Заговорили о программе этого праздника. Школьное бюро ЗМП принимало деятельное участие в его организации.

– В нынешнем году нельзя провести торжественное собрание кое-как, – сказал Вейс.

– А я то же самое твержу уже три года! – подхватил Свенцкий.

Выступить с докладом они попросили Яроша. Три года подряд первомайский доклад делал Постылло, и весь зал изнывал от скуки, слушая его тщательно взвешенные фразы, подкрепленные в начале и в конце ходкими цитатами. Ярош, подумав, согласился и обещал подготовить доклад. – Но нам нужно, чтобы он был по-настоящему революционный, – нахально заявил ему Свенцкий. Ярош усмехнулся: – Не знаю, удастся ли это мне, но, конечно, постараюсь.

– Я бы на его месте за такие слова дал тебе в зубы! – возмутился Збоинский, когда они вышли из кабинета директора. – Ляпнуть такое человеку, который сидел в санационной тюрьме!

Но Свенцкий, ничуть не смутившись, возразил, что напомнить никогда не мешает. В программу, кроме доклада Яроша, включили и чтение отрывков из повести Горького «Мать», и сцену из «Кордиана и Хама», которую разыграют члены драматического кружка. Потом Маяковский в исполнении Шрама и коротенький доклад о творчестве этого поэта – его обещал сделать Вейс. А в заключение школьный хор исполнит ряд революционных песен польского пролетариата, начиная от самых старых, песен первых борцов с царским самодержавием, и кончая новыми песнями Народной Польши. Хор уже несколько недель репетировал после уроков, и на Мокотовской в апрельские вечера прохожие останавливались перед темным высоким зданием школы, из открытых окон которой гремела песня, рушившая троны.

– Да, в этом году первомайский праздник будет у нас очень неплохой! – удовлетворенно сказал Збоинский.

– И притом без Постылки! – со смехом ввернул Шрам.

А Свенцкий весело свистнул:

– Да, сынок! Постылке сейчас туго приходится, ох, как туго!

– Авось, он, наконец, в настоящем свете увидит свою грязную душонку, – сказал Антек, поднимая плечи. – Не мешало бы!

Вейс недоверчиво покачал головой.

– Сомневаюсь. Такие, как он, на самокритику не способны. Они только в чужие души умеют запускать глаза.

– Свои крысиные глазки, – добавил Збоинский.

Мальчики помолчали задумавшись. Вдруг Шрам сказал:

– Разве такому место в партии? С политической стороны как будто все в порядке, а все-таки он скотина.

Разговор опять прервался. Через некоторое время Вейс пробормотал:

– Я бы голосовал против него.

– Я тоже.

– И я.

– И я, – подхватил Антек. Он включил радио. Раздались звуки рояля.

– Выключи! – вполголоса скомандовал Свенцкий. – Еще рано. Начнется в половине девятого.

Все посмотрели на радиоприемник, потом на будильник. Снова помолчали.
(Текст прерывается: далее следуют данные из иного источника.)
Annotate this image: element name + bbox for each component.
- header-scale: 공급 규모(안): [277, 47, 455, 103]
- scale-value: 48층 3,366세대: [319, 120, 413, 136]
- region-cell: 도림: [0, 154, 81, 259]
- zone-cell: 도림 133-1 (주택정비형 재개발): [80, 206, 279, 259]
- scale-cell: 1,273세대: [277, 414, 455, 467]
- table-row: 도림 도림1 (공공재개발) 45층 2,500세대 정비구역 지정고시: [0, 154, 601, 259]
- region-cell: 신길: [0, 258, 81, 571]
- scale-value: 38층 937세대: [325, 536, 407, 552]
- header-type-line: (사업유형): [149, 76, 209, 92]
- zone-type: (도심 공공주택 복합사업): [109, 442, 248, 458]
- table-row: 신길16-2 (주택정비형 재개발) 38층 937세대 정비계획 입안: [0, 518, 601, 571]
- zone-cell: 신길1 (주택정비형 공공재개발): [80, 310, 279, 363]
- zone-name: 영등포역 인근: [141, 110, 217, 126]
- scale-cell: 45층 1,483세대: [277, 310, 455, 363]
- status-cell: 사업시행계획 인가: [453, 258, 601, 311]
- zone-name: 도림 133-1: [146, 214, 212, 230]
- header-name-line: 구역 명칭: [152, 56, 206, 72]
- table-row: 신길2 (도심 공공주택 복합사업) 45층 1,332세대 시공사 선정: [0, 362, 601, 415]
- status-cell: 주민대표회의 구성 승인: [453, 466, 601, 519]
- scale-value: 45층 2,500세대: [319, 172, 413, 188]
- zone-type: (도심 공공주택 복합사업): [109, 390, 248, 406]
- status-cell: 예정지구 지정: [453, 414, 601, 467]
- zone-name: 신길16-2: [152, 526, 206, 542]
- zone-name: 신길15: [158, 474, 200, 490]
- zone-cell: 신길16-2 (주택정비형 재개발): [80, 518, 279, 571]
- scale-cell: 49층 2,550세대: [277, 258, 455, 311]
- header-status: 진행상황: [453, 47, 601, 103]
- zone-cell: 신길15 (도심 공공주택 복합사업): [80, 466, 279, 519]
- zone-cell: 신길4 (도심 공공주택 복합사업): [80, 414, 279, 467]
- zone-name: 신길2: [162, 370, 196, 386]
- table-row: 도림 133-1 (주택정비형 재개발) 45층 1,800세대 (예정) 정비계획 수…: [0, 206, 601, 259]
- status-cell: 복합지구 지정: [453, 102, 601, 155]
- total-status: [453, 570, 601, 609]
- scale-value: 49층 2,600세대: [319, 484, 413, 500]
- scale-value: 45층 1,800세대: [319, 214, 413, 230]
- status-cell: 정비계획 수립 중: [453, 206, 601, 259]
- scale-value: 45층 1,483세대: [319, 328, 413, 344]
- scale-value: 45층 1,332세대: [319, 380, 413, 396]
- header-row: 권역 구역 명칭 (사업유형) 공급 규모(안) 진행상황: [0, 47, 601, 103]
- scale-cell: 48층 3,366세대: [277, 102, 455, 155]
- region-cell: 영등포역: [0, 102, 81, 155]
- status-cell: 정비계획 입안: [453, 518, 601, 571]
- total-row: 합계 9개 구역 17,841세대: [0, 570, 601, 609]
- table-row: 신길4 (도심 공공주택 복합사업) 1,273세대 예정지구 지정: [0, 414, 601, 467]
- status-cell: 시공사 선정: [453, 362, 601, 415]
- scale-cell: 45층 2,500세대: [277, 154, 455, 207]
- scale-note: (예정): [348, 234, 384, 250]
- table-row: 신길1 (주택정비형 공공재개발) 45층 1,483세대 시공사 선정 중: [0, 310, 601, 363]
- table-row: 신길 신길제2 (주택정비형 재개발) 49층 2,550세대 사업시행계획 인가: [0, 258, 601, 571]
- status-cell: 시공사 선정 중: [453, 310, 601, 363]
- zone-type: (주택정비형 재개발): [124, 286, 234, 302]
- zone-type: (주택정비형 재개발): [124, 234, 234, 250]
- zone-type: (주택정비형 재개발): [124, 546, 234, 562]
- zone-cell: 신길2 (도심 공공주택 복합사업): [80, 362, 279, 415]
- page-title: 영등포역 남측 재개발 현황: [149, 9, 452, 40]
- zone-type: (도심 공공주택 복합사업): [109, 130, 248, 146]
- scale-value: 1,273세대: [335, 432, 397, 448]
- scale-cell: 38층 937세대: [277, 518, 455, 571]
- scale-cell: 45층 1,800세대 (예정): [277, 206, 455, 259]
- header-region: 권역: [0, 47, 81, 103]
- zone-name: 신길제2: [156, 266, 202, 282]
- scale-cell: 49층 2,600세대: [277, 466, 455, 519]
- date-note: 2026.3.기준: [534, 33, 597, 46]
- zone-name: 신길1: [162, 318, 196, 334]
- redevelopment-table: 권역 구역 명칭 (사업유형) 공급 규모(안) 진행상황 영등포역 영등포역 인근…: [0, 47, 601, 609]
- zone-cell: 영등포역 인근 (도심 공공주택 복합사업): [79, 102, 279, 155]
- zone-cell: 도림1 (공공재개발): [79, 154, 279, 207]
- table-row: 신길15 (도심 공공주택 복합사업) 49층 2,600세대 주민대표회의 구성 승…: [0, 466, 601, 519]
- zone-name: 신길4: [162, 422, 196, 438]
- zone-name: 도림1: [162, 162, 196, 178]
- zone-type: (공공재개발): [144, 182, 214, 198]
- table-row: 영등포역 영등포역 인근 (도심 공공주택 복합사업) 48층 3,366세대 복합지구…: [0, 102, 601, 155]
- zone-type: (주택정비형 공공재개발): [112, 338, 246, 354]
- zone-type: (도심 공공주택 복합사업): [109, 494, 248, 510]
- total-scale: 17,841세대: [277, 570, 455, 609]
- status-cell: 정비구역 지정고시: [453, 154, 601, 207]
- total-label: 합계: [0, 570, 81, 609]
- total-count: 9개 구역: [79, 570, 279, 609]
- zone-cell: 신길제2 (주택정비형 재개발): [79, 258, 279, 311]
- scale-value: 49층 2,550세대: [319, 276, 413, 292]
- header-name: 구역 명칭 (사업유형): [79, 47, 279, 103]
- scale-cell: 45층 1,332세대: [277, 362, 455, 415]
Только Шрам все никак не мог успокоиться и ругал Постылло:

– Откуда в человеке берется столько злости? Вы его не знаете так, как я, – ведь четыре года я был его учеником. Слава богу, что не больше! И почему он такой вредный, – для меня загадка. – Шрам выпятил нижнюю губу и так наморщил лоб, что вихор свесился ему чуть не на брови.

– Должно быть, из-за низкого роста, – предположил Збоинский. – Говорят, такие карлики всегда очень озлоблены.
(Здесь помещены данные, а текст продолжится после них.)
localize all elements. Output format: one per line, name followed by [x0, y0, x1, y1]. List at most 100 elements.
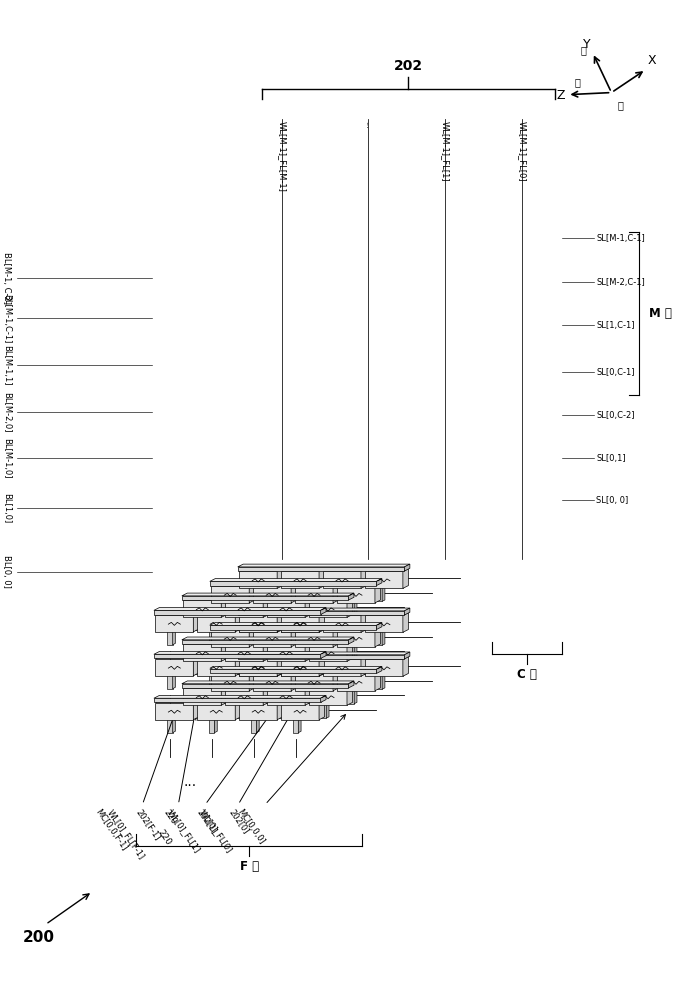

Комната так и загудела от громкого хохота. Свенцкий чуть не упал с чертежного стола. – Ох, крошка! – стонал он от восторга. – На этот раз ты превзошел себя!

Шрам выл басом, лежа на полу.

Збоинский сперва покраснел от гнева, но потом и сам засмеялся. Он был ростом не выше полутора метров.

– А Видек молодец, хорошо выполняет задания, – сказал Антек, когда все, наконец, успокоились. – В воскресенье берем его с собой на матч.

– Билеты Тарас достанет? – полюбопытствовал Свенцкий.

– Нет, он через Басю больше доставать не может. С ней у него все кончено.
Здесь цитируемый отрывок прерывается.